Godhika
Thera, pada suatu kesempatan, melatih meditasi ketenangan dan pandangan terang,
di atas lempengan batu di kaki gunung Isigili di Magadha. Ketika beliau telah
mencapai Jhana, beliau jatuh sakit; dan kondisi ini mempengaruhi latihannya.

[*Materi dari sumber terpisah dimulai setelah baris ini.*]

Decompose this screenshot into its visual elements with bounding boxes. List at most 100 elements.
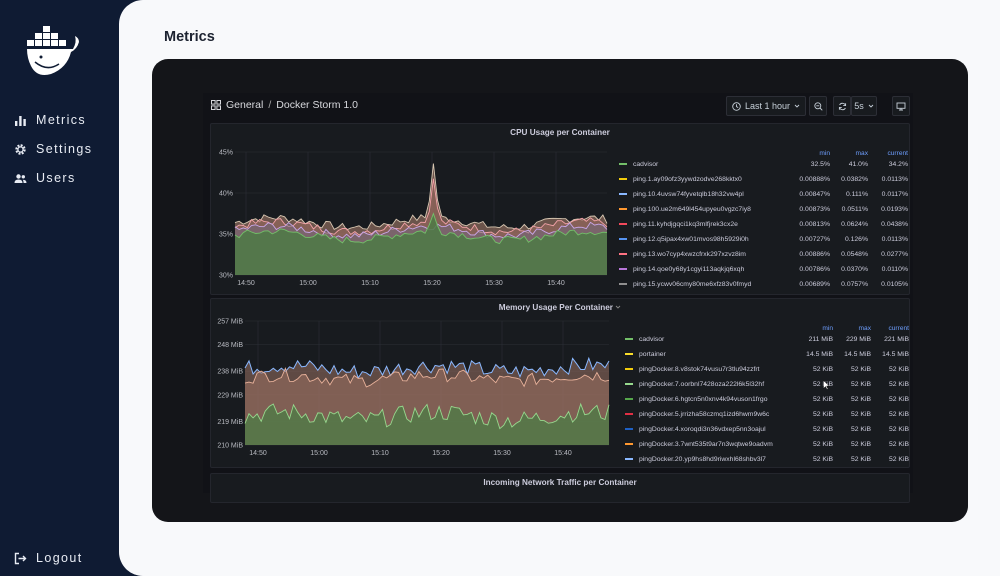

Dengan mengabaikan rasa sakitnya, dia tetap berlatih dengan keras; tetapi
setiap kali beliau mencapai kemajuan, beliau merasa kesakitan. Beliau mengalami
hal ini sebanyak enam kali. Akhirnya, beliau memutuskan untuk berjuang keras
hingga mencapai tingkat arahat, walaupun ia harus mati untuk itu.
Tanpa
beristirahat, beliau melanjutkan meditasinya dengan rajin. Akhirnya beliau
memutuskan untuk mengakhiri hidupnya sendiri. Dengan memilih perasaan sakit
sebagai obyek meditasi, beliau memotong lehernya sendiri dengan pisau. Dengan
berkonsentrasi terhadap rasa sakit, beliau dapat memusatkan pikirannya dan
mencapai arahat, tepat sebelum beliau meninggal.
Ketika
Mara mendengar bahwa Godhika Thera telah meninggal dunia, ia mencoba untuk
menemukan dimana Godhika Thera tersebut dilahirkan, tetapi gagal. Maka, dengan
menyamar seperti laki-laki muda, Mara menghampiri Sang Buddha dan bertanya
dimana Godhika Thera sekarang. Sang Buddha menjawab, “Tidak ada manfaatnya bagi
kamu untuk mengetahui Godhika Thera. Setelah terbebas dari kekotoran-kekotoran
moral, ia mencapai tingkat kesucian arahat. Seseorang seperti kamu, Mara,
dengan seluruh kekuatanmu tidak akan dapat menemukan kemana para arahat pergi
setelah meninggal dunia.”
Kemudian
Sang Buddha membabarkan syair 57 berikut:
Mara tak dapat menemukan jejak mereka yang
memiliki sila,
yang hidup tanpa kelengahan,
dan yang telah terbebas melalui Pengetahuan Sempurna.